Arloji hitam ku menunjukkan pukul 06:53
ketika aku baru saja keluar dari indekos ku menuju sekolah. Jarak sekolah
sampai kos-kosan kurang lebih 30 meter. Aku harus berjalan cepat jika tidak
ingin terlambat ke sekolah. Dengan langkah yang tergesa aku berjalan sembari menenteng
3 buku berukuran besar karena buku-buku itu tidak muat dimasukkan ke dalam tas
ku yang mungil. Sepanjang jalan terlihat banyak siswa-siswa yang mengenakan
seragam yang sama denganku mengemudikan motornya dengan kencang. Aku tau mereka
pasti tau jika aku bersekolah di sekolah yang sama dengan mereka. Tapi tak
satupun yang memperlambat laju motornya itu dan menebengiku ke sekolah.
“ Udah jam tujuh kurang 4 menit! Aku
harus lari biar gak telat! “ Kataku dalam hati.
Setengah langkahku berlari terdengar
suara mesin motor yang mengikutiku terus menerus. Aku berhenti dan menoleh ke
belakang.
“ Maksum! “ Kataku terkaget melihat
maksum, teman sekelasku. Nama aslinya Wegha Sri Purnama. Namun aku lebih suka
memanggilnya dengan sebutan maksum.
“ Mau jogging kok pake seragam sih
neng? “ Tanyanya menggodaku.
Aku membuang pandang darinya. Beranjak
berlari lagi agar tidak terlambat sampai di sekolah.
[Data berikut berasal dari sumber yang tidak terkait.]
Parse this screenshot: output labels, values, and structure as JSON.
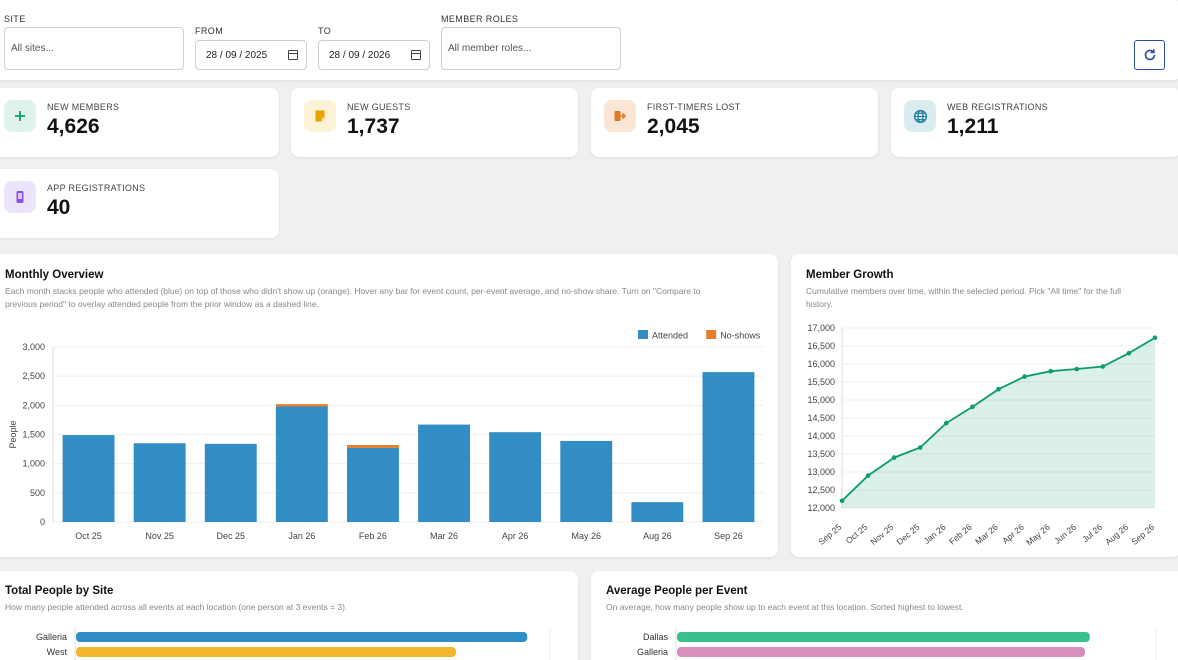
{
  "filters": {
    "site": {
      "label": "SITE",
      "placeholder": "All sites..."
    },
    "from": {
      "label": "FROM",
      "value": "28 / 09 / 2025"
    },
    "to": {
      "label": "TO",
      "value": "28 / 09 / 2026"
    },
    "roles": {
      "label": "MEMBER ROLES",
      "placeholder": "All member roles..."
    },
    "refresh_icon": "refresh-icon"
  },
  "stats": [
    {
      "label": "NEW MEMBERS",
      "value": "4,626",
      "icon": "plus-icon",
      "color": "#0f9d6a",
      "bg": "#dff3ea"
    },
    {
      "label": "NEW GUESTS",
      "value": "1,737",
      "icon": "note-icon",
      "color": "#e9a400",
      "bg": "#fdf1d6"
    },
    {
      "label": "FIRST-TIMERS LOST",
      "value": "2,045",
      "icon": "exit-icon",
      "color": "#e07b22",
      "bg": "#fbe6d6"
    },
    {
      "label": "WEB REGISTRATIONS",
      "value": "1,211",
      "icon": "globe-icon",
      "color": "#1f7ea0",
      "bg": "#dcebf0"
    },
    {
      "label": "APP REGISTRATIONS",
      "value": "40",
      "icon": "phone-icon",
      "color": "#8a4fe0",
      "bg": "#ece4fb"
    }
  ],
  "monthly": {
    "title": "Monthly Overview",
    "subtitle_1": "Each month stacks people who attended (blue) on top of those who didn't show up (orange). Hover any bar for event count, per-event average, and no-show share. Turn on \"Compare to",
    "subtitle_2": "previous period\" to overlay attended people from the prior window as a dashed line."
  },
  "growth": {
    "title": "Member Growth",
    "subtitle_1": "Cumulative members over time, within the selected period. Pick \"All time\" for the full",
    "subtitle_2": "history."
  },
  "site_total": {
    "title": "Total People by Site",
    "subtitle": "How many people attended across all events at each location (one person at 3 events = 3)."
  },
  "site_avg": {
    "title": "Average People per Event",
    "subtitle": "On average, how many people show up to each event at this location. Sorted highest to lowest."
  },
  "chart_data": [
    {
      "type": "bar",
      "stacked": true,
      "categories": [
        "Oct 25",
        "Nov 25",
        "Dec 25",
        "Jan 26",
        "Feb 26",
        "Mar 26",
        "Apr 26",
        "May 26",
        "Aug 26",
        "Sep 26"
      ],
      "series": [
        {
          "name": "Attended",
          "color": "#318dc4",
          "values": [
            1490,
            1350,
            1340,
            1980,
            1270,
            1670,
            1540,
            1390,
            340,
            2570
          ]
        },
        {
          "name": "No-shows",
          "color": "#e27f2d",
          "values": [
            0,
            0,
            0,
            40,
            50,
            0,
            0,
            0,
            0,
            0
          ]
        }
      ],
      "ylabel": "People",
      "yticks": [
        "0",
        "500",
        "1,000",
        "1,500",
        "2,000",
        "2,500",
        "3,000"
      ],
      "ylim": [
        0,
        3000
      ],
      "legend": "top-right"
    },
    {
      "type": "area",
      "color": "#0e9c66",
      "x": [
        "Sep 25",
        "Oct 25",
        "Nov 25",
        "Dec 25",
        "Jan 26",
        "Feb 26",
        "Mar 26",
        "Apr 26",
        "May 26",
        "Jun 26",
        "Jul 26",
        "Aug 26",
        "Sep 26"
      ],
      "y": [
        12200,
        12900,
        13400,
        13680,
        14360,
        14810,
        15300,
        15650,
        15800,
        15860,
        15930,
        16300,
        16730
      ],
      "yticks": [
        "12,000",
        "12,500",
        "13,000",
        "13,500",
        "14,000",
        "14,500",
        "15,000",
        "15,500",
        "16,000",
        "16,500",
        "17,000"
      ],
      "ylim": [
        12000,
        17000
      ]
    },
    {
      "type": "bar",
      "orientation": "horizontal",
      "categories": [
        "Galleria",
        "West"
      ],
      "values": [
        0.95,
        0.8
      ],
      "colors": [
        "#318dc4",
        "#f0b72f"
      ]
    },
    {
      "type": "bar",
      "orientation": "horizontal",
      "categories": [
        "Dallas",
        "Galleria"
      ],
      "values": [
        0.86,
        0.85
      ],
      "colors": [
        "#3bbf8f",
        "#d98fbd"
      ]
    }
  ]
}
“ Eitttssss.. Jangan marah dong neng.
Yuuk bonceng abang “ Kata Maksum kepadaku dengan nada suaranya yang khas.
Sebenarnya Maksum itu baik. Hanya saja maksut baiknya terkadang dibungkus oleh
kejailannya.
“ Beneran nih? “ Kataku dengan
antusias.
“ Goceng ya neng “ Kata Maksum sambil
setengah tertawa.
“ Iiiiih Maksuummmm!!! “ Jawabku
kesal. Namun segera aku membonceng ke sepeda motor matic Maksum itu karena
waktu terlalu mepet.
Sampai di parkiran sekolah aku dan
Maksum berjalan bersama ke kelas. Aku sempat melihat Mas Verdha, sosok kakak
kelas yang beberapa hari terakhir ini menjadi pusat perhatianku karena senyumnya
yang manis. Tak hanya itu, dia juga lihai memainkan alat musik seperti piano,
gitar, dan saxophone.
“ Tuh kan neng. Coba tadi kamu ga ngebonceng
aku. Telat deh pasti “ Kata Maksum.
“ Iyaaaa.. Makasih ya Maksum!! “ Jawabku
kepadanya.
“ Maksum Maksum.. Kasian bapak ibuk ku
udah kasih aku nama baik-baik eh dipanggilnya Maksum. Kayak tukang somay
keliling aja! “ Jawab Maksum dengan mimik muka yang cemberut.
“ Hahaha.. Iya
iya maaf Wegha Sri Purnama “ Kataku lagi.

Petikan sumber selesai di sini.